Des simulations ont été réalisées sur deux élevages du groupement Evel’Up. Dans le premier (600 truies), un nouveau bâtiment engraissement est envisagé avec un raclage à plat, une couverture de fosse (type Nénufar) permettant de récupérer le méthane, et l'installation d’une chaudière à gaz. « Toutes ces mesures permettraient une réduction de 871 t de CO2 émis par an soit une rémunération de 26 000 € sur la base d'un prix de 30 € /t de CO2. Sur la base d’un investissement de 135 000 € et d’un prix du propane à 0,10 €/kg, le retour sur investissement serait de 5 ans sans la rémunération carbone, et de 2 ans avec », détaille Annie Soulier.
Le deuxième élevage compte 750 truies en système engraisseur partiel. Il utilise une fabrique d'aliments à la ferme. Le taux d’incorporation du tourteau de soja dans les aliments croissance et finition a été abaissé de moitié, respectivement de 13 à 6,5 % et de 10 à 5 %. Il est remplacé par un tourteau de tournesol décortiqué d’origine française ajusté avec des acides aminés. Cela entraîne une réduction de 566 t des émissions de GES. « Dans ce cas, on pourrait espérer une rémunération carbone de 17 000 € par an. Au prix de l’aliment en juillet 2022, le surcoût alimentaire serait en revanche de 2 490 € chaque année », précise-t-elle.

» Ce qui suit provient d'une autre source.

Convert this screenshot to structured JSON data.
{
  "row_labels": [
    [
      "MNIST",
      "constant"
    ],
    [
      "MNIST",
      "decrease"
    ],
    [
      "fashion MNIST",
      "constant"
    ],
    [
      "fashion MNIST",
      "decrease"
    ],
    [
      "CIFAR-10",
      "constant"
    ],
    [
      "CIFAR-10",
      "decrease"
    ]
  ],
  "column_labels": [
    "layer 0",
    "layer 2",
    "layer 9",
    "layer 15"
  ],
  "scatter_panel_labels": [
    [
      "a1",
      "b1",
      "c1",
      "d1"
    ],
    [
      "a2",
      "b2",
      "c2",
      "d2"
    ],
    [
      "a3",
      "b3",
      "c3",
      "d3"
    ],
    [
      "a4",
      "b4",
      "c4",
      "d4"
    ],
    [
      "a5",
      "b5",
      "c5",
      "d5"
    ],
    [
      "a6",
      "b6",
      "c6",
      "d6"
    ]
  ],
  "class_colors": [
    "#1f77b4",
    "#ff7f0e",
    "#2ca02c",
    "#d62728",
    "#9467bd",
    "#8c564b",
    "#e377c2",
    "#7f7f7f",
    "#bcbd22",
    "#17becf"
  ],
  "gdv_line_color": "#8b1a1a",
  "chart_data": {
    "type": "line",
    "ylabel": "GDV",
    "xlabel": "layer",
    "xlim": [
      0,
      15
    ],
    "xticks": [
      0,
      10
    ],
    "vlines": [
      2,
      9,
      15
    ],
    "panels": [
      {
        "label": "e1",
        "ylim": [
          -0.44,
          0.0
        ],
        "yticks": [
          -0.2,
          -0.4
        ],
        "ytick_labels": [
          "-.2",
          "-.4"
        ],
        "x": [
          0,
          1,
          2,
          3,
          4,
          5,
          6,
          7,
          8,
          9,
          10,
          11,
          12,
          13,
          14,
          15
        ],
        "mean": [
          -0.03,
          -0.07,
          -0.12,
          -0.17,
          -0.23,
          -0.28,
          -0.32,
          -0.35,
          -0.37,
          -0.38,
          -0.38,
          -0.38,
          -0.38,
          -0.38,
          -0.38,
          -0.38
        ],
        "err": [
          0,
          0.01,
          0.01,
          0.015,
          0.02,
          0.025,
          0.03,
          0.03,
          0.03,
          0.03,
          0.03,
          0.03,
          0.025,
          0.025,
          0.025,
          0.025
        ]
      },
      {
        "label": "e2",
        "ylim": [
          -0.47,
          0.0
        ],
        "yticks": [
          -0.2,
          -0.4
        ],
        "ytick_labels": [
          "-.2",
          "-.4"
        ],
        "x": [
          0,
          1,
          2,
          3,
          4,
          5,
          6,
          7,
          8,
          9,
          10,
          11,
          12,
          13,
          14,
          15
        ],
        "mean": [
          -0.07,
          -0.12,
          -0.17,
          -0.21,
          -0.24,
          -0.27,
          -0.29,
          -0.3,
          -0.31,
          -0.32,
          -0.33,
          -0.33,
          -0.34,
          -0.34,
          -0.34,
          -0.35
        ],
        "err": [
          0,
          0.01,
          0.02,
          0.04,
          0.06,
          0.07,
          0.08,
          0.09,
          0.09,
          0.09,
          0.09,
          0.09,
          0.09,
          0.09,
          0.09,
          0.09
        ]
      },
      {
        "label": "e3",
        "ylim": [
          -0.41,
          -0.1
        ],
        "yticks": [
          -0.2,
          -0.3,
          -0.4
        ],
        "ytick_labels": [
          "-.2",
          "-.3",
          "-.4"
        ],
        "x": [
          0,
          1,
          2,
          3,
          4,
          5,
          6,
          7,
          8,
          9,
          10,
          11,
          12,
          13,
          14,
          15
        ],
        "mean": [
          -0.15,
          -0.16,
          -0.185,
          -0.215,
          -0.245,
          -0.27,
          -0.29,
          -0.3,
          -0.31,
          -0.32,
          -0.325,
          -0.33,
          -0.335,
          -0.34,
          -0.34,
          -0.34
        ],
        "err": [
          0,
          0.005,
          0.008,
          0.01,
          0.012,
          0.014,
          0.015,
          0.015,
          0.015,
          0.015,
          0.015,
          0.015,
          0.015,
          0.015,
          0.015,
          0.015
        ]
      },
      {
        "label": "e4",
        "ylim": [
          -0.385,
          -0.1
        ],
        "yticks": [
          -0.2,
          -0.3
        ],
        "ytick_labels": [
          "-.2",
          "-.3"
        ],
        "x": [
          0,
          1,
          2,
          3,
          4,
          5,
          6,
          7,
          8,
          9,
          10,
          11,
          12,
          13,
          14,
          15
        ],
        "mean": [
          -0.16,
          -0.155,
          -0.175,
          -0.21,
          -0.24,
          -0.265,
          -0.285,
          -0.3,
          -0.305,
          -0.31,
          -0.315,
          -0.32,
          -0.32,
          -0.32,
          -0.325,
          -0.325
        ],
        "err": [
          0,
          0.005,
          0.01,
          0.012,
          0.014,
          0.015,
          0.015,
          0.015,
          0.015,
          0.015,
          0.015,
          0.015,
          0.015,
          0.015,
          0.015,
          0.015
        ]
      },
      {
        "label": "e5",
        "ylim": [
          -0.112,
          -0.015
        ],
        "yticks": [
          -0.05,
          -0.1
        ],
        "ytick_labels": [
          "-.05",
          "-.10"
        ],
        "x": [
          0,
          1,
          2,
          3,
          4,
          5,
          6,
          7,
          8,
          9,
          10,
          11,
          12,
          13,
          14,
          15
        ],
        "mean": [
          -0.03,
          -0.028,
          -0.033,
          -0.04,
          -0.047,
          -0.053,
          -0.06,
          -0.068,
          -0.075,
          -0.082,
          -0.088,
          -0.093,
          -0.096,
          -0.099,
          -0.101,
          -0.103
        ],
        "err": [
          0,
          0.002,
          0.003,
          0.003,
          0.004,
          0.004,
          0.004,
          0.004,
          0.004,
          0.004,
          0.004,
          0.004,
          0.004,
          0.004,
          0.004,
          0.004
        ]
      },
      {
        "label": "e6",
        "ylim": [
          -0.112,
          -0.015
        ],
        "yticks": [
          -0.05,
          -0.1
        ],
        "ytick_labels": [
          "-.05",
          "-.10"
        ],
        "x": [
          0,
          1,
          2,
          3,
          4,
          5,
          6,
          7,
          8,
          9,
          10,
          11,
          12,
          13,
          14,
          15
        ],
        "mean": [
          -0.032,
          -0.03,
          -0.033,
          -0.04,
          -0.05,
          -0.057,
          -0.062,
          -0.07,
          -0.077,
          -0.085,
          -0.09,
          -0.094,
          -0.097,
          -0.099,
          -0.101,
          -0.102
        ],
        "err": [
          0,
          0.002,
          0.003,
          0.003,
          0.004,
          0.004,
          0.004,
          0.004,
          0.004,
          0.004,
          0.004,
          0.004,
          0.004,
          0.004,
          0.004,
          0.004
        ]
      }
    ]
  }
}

« Les leviers d’action sur l'alimentation et la gestion des effluents sont facilement accessibles d’un point de vue technique. Il n’y a pas besoin forcément d’investissements conséquents », indique Loïc Dupont conseiller environnement chez Evel’Up. Ce dernier considère le marché du carbone incertain. " La rémunération permettra d’accompagner dans la démarche, mais on ne fait pas un projet décarbonation pour espérer gagner de l’argent, estime le conseiller. Point positif : toutes les actions qui vont améliorer la compétitivité des élevages vont contribuer à la décarbonation. »
(1) L'Ifip a déposé une méthode bas carbone au Ministère de la transition écologique. Elle pourrait être validée au premier trimestre de 2023.